Today I'm very closely watching the goings on in these weeks leading up to the election on November 4. I've never been so political before in my life, never been so involved in, so passionate about, and so scared for, the direction my country is going and what it means globally.

But I still can't really articulate the fundamentals of what defines liberalism and republicanism, and all the other isms and whatnots that make up this stupefyingly complicated world of politics. I have a bit of liberalism in me, but I also passionately believe in the kind of elemental conservatism that Ayaan Hirsi Ali believes in.

I have a lot of homework and a lot of catching up to do in order to further define where I stand in the world. Thank god for Wikipedia and 'the Google'.


Tuesday, September 09, 2008

deep inside the music, literally


"In conjunction with Creative Time, Playing the Building is an installation by David Byrne that transformed a 9,000 square foot abandoned room in Lower Manhattan's Battery Maritime Building into an instrument for the summer. An antique pump organ controls devices that create sounds using the building's infrastructure, including heating pipes, metal beams and pillars.

For a special event last month, curator Mark Beasley invited accomplished musicians to perform an improvisational piece with the building. The result is a captivating musical experience."

- coolhunting.com


*Sigh* ...I wish I could be there, in that building, deep inside it as a musical instrument, deep inside the music.


Wednesday, September 03, 2008

stroke of fake


^ Art Authentication: a taste of fakery | The entire episode on Nova scienceNOW (13 min.)

If you're a reasonably good judge of character you can spot fakery in someone perhaps right away (or perhaps not, how unfortunate for them).
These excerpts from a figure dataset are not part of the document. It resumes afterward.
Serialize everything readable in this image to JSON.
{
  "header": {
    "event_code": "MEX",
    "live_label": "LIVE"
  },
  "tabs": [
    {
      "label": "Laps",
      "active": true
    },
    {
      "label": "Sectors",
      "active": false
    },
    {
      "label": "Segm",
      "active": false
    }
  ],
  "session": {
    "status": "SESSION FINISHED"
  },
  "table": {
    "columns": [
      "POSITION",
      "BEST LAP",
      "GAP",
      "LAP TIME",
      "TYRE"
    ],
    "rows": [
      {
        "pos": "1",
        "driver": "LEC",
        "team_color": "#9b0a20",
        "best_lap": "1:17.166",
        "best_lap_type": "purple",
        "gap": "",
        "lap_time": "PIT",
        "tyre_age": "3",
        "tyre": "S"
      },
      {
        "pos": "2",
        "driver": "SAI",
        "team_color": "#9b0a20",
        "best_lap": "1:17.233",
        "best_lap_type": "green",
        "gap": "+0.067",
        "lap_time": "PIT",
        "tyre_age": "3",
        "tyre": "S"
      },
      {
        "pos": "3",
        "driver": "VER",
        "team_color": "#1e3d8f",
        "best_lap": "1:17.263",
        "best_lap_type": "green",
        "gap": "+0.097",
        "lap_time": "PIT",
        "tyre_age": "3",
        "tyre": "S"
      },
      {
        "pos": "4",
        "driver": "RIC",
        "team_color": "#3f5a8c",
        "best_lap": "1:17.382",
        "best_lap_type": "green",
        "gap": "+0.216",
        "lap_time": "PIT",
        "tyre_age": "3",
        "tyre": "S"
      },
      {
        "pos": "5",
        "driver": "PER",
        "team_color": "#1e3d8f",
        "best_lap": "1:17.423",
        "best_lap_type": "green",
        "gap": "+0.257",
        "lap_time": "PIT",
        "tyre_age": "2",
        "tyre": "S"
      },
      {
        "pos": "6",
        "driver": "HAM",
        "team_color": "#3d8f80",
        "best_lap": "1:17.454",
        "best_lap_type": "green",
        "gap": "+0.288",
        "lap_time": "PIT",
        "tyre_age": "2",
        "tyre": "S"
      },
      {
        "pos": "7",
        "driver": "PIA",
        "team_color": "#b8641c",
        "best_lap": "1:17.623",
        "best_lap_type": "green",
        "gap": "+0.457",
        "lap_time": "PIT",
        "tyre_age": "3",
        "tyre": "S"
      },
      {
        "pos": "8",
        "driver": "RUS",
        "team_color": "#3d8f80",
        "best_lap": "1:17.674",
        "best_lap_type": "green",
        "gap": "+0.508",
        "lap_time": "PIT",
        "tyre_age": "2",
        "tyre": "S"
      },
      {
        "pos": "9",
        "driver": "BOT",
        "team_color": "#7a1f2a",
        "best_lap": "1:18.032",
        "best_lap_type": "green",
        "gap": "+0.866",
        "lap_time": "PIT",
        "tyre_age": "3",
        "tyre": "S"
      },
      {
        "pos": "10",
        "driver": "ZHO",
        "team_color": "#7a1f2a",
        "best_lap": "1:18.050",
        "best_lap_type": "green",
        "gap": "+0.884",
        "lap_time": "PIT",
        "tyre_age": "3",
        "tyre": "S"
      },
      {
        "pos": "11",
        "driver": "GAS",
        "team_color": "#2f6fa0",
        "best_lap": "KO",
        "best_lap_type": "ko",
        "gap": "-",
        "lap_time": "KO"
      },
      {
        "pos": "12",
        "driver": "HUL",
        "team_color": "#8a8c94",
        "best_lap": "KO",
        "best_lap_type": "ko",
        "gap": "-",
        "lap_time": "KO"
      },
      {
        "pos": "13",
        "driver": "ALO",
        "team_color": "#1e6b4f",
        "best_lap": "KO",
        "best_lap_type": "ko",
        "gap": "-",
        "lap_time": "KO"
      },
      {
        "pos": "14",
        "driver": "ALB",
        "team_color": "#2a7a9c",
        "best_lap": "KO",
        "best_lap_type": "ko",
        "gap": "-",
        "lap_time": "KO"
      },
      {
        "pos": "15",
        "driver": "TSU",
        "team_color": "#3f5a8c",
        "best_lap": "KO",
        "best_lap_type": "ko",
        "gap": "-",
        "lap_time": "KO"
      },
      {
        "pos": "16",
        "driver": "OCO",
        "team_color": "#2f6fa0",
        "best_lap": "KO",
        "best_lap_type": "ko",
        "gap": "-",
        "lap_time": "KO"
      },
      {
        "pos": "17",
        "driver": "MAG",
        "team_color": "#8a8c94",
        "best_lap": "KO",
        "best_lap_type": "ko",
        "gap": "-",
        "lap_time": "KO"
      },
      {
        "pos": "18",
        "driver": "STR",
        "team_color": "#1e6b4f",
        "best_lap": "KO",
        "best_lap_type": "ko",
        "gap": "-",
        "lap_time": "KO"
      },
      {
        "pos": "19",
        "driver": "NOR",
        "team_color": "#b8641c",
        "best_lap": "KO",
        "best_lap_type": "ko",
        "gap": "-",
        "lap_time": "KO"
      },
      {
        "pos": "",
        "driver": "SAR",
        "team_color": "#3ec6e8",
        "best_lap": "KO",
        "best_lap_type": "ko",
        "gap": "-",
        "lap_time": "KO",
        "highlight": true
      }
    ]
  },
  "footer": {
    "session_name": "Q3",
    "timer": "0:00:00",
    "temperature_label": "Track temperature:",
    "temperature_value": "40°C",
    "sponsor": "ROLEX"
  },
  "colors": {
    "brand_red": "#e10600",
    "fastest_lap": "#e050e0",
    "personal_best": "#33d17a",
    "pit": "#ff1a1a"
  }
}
Sometimes a bit of scientific knowledge or psychology helps. But what if it isn't a person? What if it's a work of art created by a master and worth tens of millions of dollars? In this case, a lot of science helps a great deal. Well, that and a very keen eye, patience, a bit of scrupulous detective work, and luck.

The full version of this Nova special focuses on the cutting edge computer technology involved in discerning the authentic van Gogh from a counterfeit made by the very skilled painter, setting up a suspenseful forensic game of cat and mouse. I'll not tell you if the scientists and art experts were spot on with the real work or put on the spot by the fake. You'll just have to watch the video and see for yourself.

< Starry Night, Saint-Rémy-de-Provence, by Vincent van Gogh, 1889. Oil on canvas. The Museum Of Modern Art, New York.

This one is hands down my favourite piece from van Gogh (btw, the proper pronunciation is 'vuhn-HOC', as I learned from watching the video - I am soooo much smarter now! LOL!). I never tire of gazing into it and surrendering, as if in a dream. It's magical, dynamic, engulfing and I feel like I could, at any second, be lifted off the ground and swirled up in the atmosphere by the effervescence of the indigo night sky and I feel the cooling breeze and see the faintest glow of moonlight on my skin. Van Gogh was nothing if not a unique visionary to bless the viewer with such an emotionally and psychologically charged transfixing experience through the deceptively simple brush stroke on humble canvas.





Thursday, August 07, 2008

william wegman


^ William Wegman Short Films. Knock yerself out.

He is one of my favourite and cherished artists, a maverick and frontiersman bravely exploring the surreality, irony, absurdity, darkness, and profound existential hilarity of human nature. I first discovered his videos and photographs while in high school in the early 80s when I took summer classes at The Art Institute Of Chicago (where I subsequently got my Bachelor Of Fine Arts degree). One of the classes I took was video art and we got an introduction to the relatively new medium as a powerful experimental tool for expression. To see the incredible and varied possibilities of video we watched some works by innovative, avante garde artists like Vito Acconci, Bill Viola, Andy Warhol, and of course, William Wegman.

I'd go on but for now I'll let William Wegman himself explain it (a full gallery of his stuff is there).


I would sooooo love to have a doogie like this.